To understand why this pattern repeats so consistently, consider the underlying conditions that support—or sabotage—sustained innovation. The economic historian Joel Mokyr, in an illuminating 1993 essay, describes the narrowness of the path that societies must walk to promote creativity, a veritable tightrope where one wrong move can lead to everything crashing down. “In retrospect, the most surprising thing is perhaps that we have come this far,” he concludes.

What causes the downfall of centers of progress, making Cardwell’s Law so seemingly prophetic? While world-changing innovations have come from an extraordinarily diverse set of places, from Song–era Hangzhou to post–World War II New York, sites of creativity almost always share certain key features. It is the loss of those factors that spells their doom. These feature are: conditions of relative peace, openness to new ideas, and economic freedom.

Free enterprise and healthy competition encourage innovation, and the freedom to trade across borders plays an important role by increasing that competition. At the same time, free exchange across borders must not be confused with the total dissolution of borders: vast empires under centralized control tend to stagnate technologically, and complete integration of countries under a global government would in all likelihood be a disaster. A certain type of international competition can be beneficial—just not the kind of rivalry that leads to war.

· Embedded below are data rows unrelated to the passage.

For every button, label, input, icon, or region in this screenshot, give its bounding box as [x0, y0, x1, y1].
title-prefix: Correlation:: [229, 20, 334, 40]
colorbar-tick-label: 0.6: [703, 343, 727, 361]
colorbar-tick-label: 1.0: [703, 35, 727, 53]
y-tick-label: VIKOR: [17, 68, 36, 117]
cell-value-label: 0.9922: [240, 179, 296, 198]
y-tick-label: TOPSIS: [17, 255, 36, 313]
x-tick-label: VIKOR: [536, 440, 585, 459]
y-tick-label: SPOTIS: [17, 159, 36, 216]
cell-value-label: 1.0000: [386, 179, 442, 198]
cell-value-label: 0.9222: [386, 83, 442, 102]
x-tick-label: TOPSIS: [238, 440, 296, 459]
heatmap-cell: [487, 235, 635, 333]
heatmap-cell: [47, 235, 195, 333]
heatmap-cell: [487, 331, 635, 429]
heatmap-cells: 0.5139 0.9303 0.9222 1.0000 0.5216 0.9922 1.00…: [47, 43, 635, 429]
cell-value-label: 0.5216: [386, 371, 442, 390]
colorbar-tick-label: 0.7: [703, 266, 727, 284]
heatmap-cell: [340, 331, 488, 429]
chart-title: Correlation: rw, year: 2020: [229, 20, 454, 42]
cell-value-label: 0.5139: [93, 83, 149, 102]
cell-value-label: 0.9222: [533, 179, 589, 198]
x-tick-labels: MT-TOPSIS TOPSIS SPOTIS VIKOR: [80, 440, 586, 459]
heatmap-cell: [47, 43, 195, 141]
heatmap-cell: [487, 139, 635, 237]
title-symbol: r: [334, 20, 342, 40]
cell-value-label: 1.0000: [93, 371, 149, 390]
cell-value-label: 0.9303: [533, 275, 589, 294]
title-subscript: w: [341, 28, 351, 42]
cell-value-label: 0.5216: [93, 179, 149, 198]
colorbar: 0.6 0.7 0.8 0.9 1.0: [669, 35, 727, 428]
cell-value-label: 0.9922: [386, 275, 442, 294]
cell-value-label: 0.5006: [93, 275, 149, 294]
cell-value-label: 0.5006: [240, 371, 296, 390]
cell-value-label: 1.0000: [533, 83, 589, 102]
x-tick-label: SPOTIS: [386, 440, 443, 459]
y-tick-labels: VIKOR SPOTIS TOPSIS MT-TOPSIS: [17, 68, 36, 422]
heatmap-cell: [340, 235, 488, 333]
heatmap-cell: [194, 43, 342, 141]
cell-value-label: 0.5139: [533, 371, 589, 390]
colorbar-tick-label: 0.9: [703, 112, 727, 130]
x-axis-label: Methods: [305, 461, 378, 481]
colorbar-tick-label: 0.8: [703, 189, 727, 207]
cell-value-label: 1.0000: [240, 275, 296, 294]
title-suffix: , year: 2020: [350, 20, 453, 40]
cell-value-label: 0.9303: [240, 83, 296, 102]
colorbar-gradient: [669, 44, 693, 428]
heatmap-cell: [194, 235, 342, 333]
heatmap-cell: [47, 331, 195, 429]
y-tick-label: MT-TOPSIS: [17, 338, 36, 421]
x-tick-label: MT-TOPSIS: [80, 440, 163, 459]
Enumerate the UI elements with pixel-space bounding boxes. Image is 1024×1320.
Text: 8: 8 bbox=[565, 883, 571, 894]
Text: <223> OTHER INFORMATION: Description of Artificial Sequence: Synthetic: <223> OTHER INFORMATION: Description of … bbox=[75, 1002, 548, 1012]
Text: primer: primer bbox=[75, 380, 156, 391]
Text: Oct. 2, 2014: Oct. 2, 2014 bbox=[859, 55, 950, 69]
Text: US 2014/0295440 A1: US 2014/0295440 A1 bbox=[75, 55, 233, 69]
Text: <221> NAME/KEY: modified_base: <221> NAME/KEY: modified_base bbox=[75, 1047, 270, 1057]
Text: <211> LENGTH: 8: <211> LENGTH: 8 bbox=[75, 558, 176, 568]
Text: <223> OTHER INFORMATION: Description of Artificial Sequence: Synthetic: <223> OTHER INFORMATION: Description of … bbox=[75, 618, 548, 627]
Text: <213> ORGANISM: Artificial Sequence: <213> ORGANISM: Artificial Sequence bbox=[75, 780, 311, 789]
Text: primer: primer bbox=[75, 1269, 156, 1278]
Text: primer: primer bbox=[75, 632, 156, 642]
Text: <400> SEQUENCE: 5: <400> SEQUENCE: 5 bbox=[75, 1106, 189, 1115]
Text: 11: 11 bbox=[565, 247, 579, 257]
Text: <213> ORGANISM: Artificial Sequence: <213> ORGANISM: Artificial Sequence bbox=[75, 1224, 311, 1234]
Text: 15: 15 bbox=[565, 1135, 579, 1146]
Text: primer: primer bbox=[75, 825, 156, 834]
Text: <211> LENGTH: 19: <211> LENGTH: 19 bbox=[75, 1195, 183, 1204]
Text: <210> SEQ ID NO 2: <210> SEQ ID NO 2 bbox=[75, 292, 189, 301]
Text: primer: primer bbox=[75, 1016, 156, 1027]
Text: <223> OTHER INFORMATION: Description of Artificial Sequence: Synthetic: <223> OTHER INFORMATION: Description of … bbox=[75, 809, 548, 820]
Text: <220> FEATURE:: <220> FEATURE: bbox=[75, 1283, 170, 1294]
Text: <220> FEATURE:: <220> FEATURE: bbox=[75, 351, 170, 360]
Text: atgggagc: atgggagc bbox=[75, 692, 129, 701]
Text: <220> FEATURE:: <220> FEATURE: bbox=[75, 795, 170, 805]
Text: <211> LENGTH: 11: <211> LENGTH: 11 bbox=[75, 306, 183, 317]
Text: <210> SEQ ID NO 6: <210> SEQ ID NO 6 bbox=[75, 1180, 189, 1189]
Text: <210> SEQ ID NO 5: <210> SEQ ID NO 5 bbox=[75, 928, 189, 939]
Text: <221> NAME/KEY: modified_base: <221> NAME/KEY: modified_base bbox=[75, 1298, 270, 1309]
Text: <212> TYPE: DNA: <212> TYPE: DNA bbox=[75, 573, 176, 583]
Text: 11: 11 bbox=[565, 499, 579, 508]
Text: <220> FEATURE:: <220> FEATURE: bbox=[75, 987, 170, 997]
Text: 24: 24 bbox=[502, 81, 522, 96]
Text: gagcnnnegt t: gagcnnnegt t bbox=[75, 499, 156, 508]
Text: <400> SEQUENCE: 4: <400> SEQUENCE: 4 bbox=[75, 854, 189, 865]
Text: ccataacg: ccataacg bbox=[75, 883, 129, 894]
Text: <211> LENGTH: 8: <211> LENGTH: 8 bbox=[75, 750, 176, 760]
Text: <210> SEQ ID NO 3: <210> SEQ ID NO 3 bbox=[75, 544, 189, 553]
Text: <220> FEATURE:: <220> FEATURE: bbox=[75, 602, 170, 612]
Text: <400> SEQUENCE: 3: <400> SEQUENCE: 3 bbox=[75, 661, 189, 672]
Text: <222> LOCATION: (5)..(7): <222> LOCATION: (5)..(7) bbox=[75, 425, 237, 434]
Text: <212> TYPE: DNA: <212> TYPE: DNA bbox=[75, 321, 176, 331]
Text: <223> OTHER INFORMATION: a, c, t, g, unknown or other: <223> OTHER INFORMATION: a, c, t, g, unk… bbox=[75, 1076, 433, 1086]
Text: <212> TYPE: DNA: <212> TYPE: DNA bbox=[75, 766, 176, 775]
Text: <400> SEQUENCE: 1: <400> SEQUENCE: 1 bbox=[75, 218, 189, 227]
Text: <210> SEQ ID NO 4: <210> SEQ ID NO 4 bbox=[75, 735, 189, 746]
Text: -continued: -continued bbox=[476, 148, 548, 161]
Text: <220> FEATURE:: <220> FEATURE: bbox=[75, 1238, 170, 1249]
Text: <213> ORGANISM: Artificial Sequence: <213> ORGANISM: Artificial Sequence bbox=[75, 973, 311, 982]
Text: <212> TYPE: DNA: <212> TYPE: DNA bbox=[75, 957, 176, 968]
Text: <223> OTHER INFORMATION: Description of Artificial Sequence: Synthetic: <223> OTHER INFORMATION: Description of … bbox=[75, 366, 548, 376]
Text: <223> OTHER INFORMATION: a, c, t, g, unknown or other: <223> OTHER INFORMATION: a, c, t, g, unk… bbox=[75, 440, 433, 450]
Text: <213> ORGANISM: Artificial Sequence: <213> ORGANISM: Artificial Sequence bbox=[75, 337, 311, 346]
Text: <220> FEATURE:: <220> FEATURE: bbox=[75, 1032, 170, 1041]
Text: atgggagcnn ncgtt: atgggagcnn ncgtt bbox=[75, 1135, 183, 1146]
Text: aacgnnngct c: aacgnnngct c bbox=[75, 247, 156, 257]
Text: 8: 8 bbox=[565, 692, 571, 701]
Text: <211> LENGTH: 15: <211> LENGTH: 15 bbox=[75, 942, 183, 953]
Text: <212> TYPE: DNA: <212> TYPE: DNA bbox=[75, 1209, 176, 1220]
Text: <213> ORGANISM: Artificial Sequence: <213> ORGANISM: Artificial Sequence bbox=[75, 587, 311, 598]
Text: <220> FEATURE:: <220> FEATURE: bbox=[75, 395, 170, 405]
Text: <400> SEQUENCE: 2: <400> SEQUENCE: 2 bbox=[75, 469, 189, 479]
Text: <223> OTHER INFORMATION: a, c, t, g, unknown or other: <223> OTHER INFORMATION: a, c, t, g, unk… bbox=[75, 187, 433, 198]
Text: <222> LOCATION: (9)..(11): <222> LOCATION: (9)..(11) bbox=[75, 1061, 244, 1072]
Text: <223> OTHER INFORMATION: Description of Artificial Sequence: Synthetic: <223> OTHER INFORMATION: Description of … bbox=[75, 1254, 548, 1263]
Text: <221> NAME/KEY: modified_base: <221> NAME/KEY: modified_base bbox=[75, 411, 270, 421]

War redirects creative energies toward making deadlier weapons and away from technologies aimed at improving living standards. And, of course, losing a war can lead to a society’s complete destruction.

Moreover, war prevents innovators from collaborating across borders, and even thinkers within the same country often cannot put their heads together due to the secrecy inherent in war. While some credit WWII with speeding up the creation of the computer, a case can be made that the conflict actually delayed the computer’s invention by preventing collaboration between many innovators, from Konrad Zuse in Berlin to Alan Turing in Great Britain. Even in peacetime, innovation can be stifled when freedom and openness are curtailed.

In short, progress is threatened when peace is lost to war, openness is stifled by the suppression of speech, and freedom is undermined by restrictive or authoritarian laws.

Hong Kong provides a recent and illustrative example of how quickly the conditions for progress can disappear. During its whirlwind economic transformation in the 1960s, Hong Kong rose from one of the poorest countries in the world to one of the wealthiest. It accomplished this feat through policies of “noninterventionism”: simply allowing Hong Kongers to freely compete and collaborate to enrich themselves and their society. But the city’s proud tradition of limited government, the rule of law, and freedom has been abruptly extinguished by a harsh and unrelenting crackdown from the Chinese Communist Party.

Despite sobering examples such as that of Hong Kong, there is reason for hope. Centers of progress are often short-lived, but the fact that throughout history most societies remained creative for only a short time should not discourage us. To defy Cardwell’s Law, all that is needed is a clear-eyed willingness to learn from the mistakes of the past and to fiercely protect the conditions needed for further progress.